Was würde aus der Europäischen Union, sollte Marine Le Pen wirklich Präsidentin werden? Obwohl die extrem rechte Politikerin sich weitaus zurückhaltender zum Staatenverbund mit seinen 27 Mitgliedern äußert als noch vor fünf Jahren, bleibt Le Pen im Élysée-Palast ein Schreckensszenario für Anhänger der EU. Bundeskanzler Olaf Scholz sowie die Premierminister Spaniens und Portugals schrieben nun einen Gastbeitrag für die französische Tageszeitung "Le Monde", in dem sie sich zwar nicht namentlich für Macron aussprachen, jedoch indirekt deutlich machten, dass sie eine Wahl Marine Le Pens in dieser Zeit für keine gute Idee halten.
Le Pens Verbindungen zu Putin machen Sorgen
Die drei Regierungschefs verweisen auf die Ereignisse in der Ukraine und schreiben, Wladimir Putin bekämpfe mit seinem Angriffskrieg die Werte, für die Frankreich und die Europäische Union stünden: Demokratie, Souveränität, Freiheit und Rechtsstaat.Die Verbindungen von Marine Le Pen zum russischen Präsidenten sind kein Geheimnis. 2017 besuchte sie Putin kurz vor der Stichwahl. Dieses Jahr druckte ihre Partei, der Rassemblement National, sogar Wahlkampf-Flyer mit einem Bild Le Pens neben Putin. Dieser Prospekt wurde nach Ausbruch des Krieges nicht mehr mit so großem Stolz präsentiert wie zuvor. Ihre Partei schuldet außerdem immer noch russischen Gläubigern Geld.
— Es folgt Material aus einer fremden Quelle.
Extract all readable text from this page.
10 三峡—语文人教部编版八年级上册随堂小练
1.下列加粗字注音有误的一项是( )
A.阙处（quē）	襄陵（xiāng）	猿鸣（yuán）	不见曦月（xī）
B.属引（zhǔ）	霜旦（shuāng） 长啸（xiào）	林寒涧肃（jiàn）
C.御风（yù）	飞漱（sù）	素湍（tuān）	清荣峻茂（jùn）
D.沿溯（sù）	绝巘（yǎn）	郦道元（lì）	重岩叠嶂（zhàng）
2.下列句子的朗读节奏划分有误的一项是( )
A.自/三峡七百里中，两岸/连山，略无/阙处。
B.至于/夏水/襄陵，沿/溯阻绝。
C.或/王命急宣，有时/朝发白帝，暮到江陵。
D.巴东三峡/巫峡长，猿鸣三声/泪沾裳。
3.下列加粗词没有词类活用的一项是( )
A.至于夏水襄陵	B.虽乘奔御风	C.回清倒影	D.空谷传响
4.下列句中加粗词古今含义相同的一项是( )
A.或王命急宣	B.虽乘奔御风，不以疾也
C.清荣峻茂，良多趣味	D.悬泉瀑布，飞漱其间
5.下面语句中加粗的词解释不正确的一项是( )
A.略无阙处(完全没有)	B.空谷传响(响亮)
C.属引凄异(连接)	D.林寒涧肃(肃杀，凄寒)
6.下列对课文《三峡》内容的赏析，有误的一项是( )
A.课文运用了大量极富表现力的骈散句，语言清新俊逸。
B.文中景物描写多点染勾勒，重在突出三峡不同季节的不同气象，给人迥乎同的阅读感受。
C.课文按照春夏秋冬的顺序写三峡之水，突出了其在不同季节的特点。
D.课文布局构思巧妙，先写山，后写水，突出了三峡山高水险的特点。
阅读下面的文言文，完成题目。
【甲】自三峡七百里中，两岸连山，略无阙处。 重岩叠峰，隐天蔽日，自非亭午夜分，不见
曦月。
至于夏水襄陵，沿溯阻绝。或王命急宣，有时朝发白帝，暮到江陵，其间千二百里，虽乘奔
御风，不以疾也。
Macron wagte diesbezüglich im TV-Duell am Mittwoch seinen schärfsten Angriff: Wenn sie mit Putin spreche, rede sie mit ihrem Banker und nicht einem Staatschef.
Rasche Wiederannäherung an Russland geplant
Sollte Marine Le Pen gewählt werden, so wären mit großer Wahrscheinlichkeit weitere harte Sanktionen gegen Russland sehr schnell vom Tisch. Le Pen ist strikt gegen ein Embargo von russischem Gas, Öl und Kohle. Sie möchte wieder "ein Verhältnis mit Russland aufbauen", wenn der Krieg beendet sei, egal ob Putin Präsident bleibe oder nicht. Russland sei ein so großes und wichtiges Land, das weiterhin ein Nachbar bleiben werde, sagt Le Pen.
Das Ende des deutsch-französischen "Tandems"
Deutliche Auswirkungen hätte eine Wahl Le Pens auf das deutsch-französische Verhältnis. "Sie möchte den deutsch-französischen Motor zum Erliegen bringen", sagt der Politikwissenschaftler Paul Maurice vom Ifri-Institut. Speziell Industrieprojekte wie eine gemeinsame Batteriefertigung für Elektroautos, die Zusammenarbeit bei der Künstlichen Intelligenz oder auch das Kampfflugzeugprojekt FCAS wären wohl schnell beendet. Statt eines deutsch-französischen Motors möchte sie Absprachen im "Weimarer Dreieck" treffen, also Polen hinzuziehen.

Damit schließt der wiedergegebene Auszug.